Brace for endless tech chaos in internet age


It’s no longer business as usual in our tech-driven world. We are expected to constantly upgrade, learn new features on gadgets and improve — all this in a short window of time. Many companies are migrating their customer service operations to digital, and expect you to get the first level of assistance from automated services. If this practice annoys and confuses, brace yourself for more disruption.

The apps running on your devices are constantly upgrading to fix glitches or bring on board new features. You don’t have much say on whether to upgrade or not: the app upgrades sometimes happen stealthily in the background. These sneaky upgrades eat into your data — the reason you have those mysterious and abrupt decline in your data bundles.


We are constantly being tempted and touted with new hardware so profoundly promoted to make you feel that if you don’t own the latest device, you are outdated, inferior, and missing out. This creates a mad dash to acquire the latest tech fad — phones, computers, tablets and the like. This is a never-ending cycle that keeps tech companies’ business booming, sometimes to our detriment.

Welcome to the era of chaos, disruption and confusion. And we don’t even seem to have a good grasp on what to expect — because as soon as we think we do, the hardware and software morphs to something starkly different.

Take for example the World Wide Web. Twenty years after it was birthed, the web has spread its tendrils so wide and roots so deep that we can’t even start to comprehend it. Its presence is felt at almost every enclave; every village; every valley and slum. The data transfer speeds may vary, but internet services are no longer an exclusive domain of the deep-pocketed or supremely skilled.


Thankfully, technology is also an equaliser. Contrary to the popular belief that online activities are dominated by the young, recent studies reveal contrary findings: the average age of people online — globally — is more than 40 years.

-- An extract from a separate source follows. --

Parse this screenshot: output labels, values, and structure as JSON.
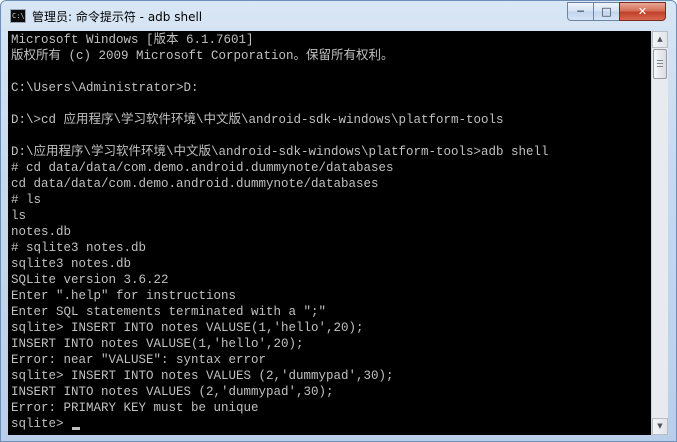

Although in many low-and middle-income countries there are more men than women online, taken collectively, 51 per cent of netizens in the world are women. Women turned the tables in 2001. When women in developing countries finally close the current gender gulf, women will be the online pace-setters.

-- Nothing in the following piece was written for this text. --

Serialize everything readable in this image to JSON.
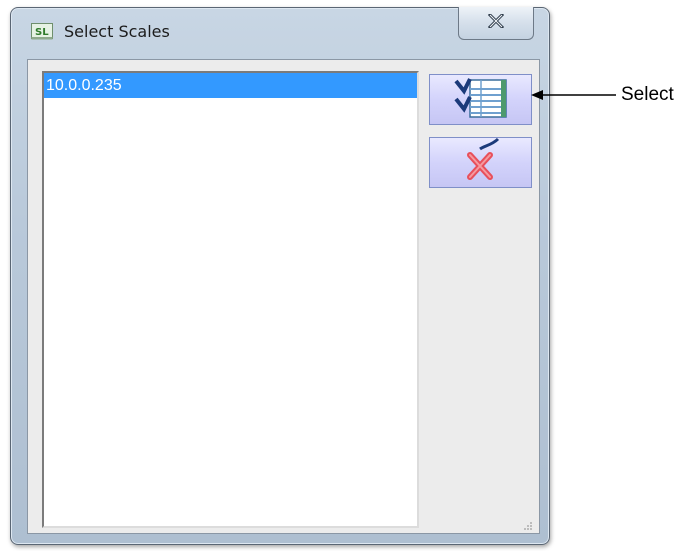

Moving forward, what do these tech trends portend? Internet is the new cool place to work and hang out. It is where we spend time working and socialising. It has nearly everything we need. It’s a busy place.


Every second, approximately 6,000 tweets are tweeted; more than 40,000 Google queries are searched; and more than 2 million e-mails are sent, according to Internet Live Stats, a website of the international Real Time Statistics Project.

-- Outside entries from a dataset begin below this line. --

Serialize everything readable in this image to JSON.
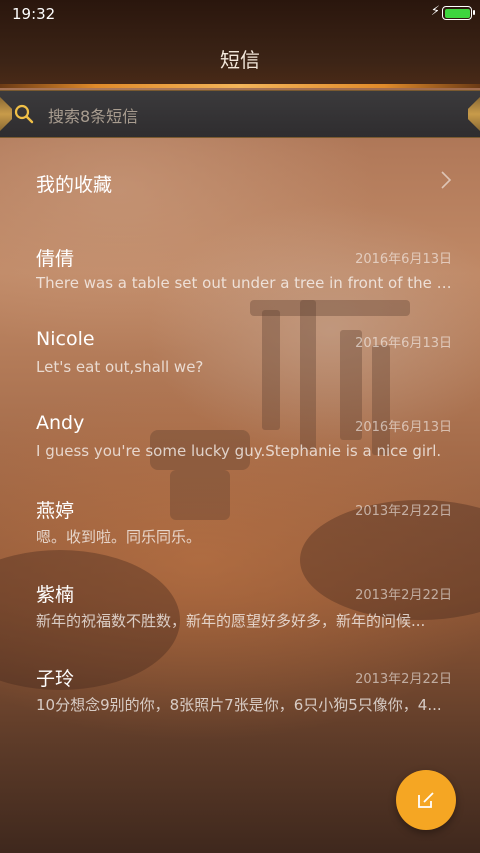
{
  "status_bar": {
    "time": "19:32",
    "battery_level": 1.0,
    "battery_color": "#3ed63e"
  },
  "header": {
    "title": "短信"
  },
  "search": {
    "placeholder": "搜索8条短信",
    "icon": "search-icon"
  },
  "favorites": {
    "label": "我的收藏",
    "icon": "chevron-right-icon"
  },
  "conversations": [
    {
      "name": "倩倩",
      "date": "2016年6月13日",
      "preview": "There was a table set out under a tree in front of the ho..."
    },
    {
      "name": "Nicole",
      "date": "2016年6月13日",
      "preview": "Let's eat out,shall we?"
    },
    {
      "name": "Andy",
      "date": "2016年6月13日",
      "preview": "I guess you're some lucky guy.Stephanie is a nice girl."
    },
    {
      "name": "燕婷",
      "date": "2013年2月22日",
      "preview": "嗯。收到啦。同乐同乐。"
    },
    {
      "name": "紫楠",
      "date": "2013年2月22日",
      "preview": "新年的祝福数不胜数，新年的愿望好多好多，新年的问候..."
    },
    {
      "name": "子玲",
      "date": "2013年2月22日",
      "preview": "10分想念9别的你，8张照片7张是你，6只小狗5只像你，4..."
    }
  ],
  "compose_button": {
    "icon": "compose-icon",
    "color": "#f5a623"
  }
}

Internet has trillions of pages. And what is stupefying is, internet has only been alive for about 9,000 days. Internet is the place where we play online games, listen to music, read news, buy and sell anything and everything, connect and communicate with the world.

Everyone needs skills to distil information that we need to thrive in this digital era — no short cut to that. Without the subtle skills of a savvy netizen, we will be lost in this massive maze. We will be stressed, derailed and worst, we could be exploited by the street-smarts of internet.


The government has a major role to play in creating a system through which citizens can acquire digital skills and get empowered to partake in the tech-produced goodies. It should establish institutions such as community centres where individuals can acquire basic tech literacy skills.

Besides, the government should give incentives to encourage more people to get online. Such include stable electricity, reliable broadband communication, demonstration centres and supportive tech professionals. Without this foundation, the Big Four agenda is building on quicksand.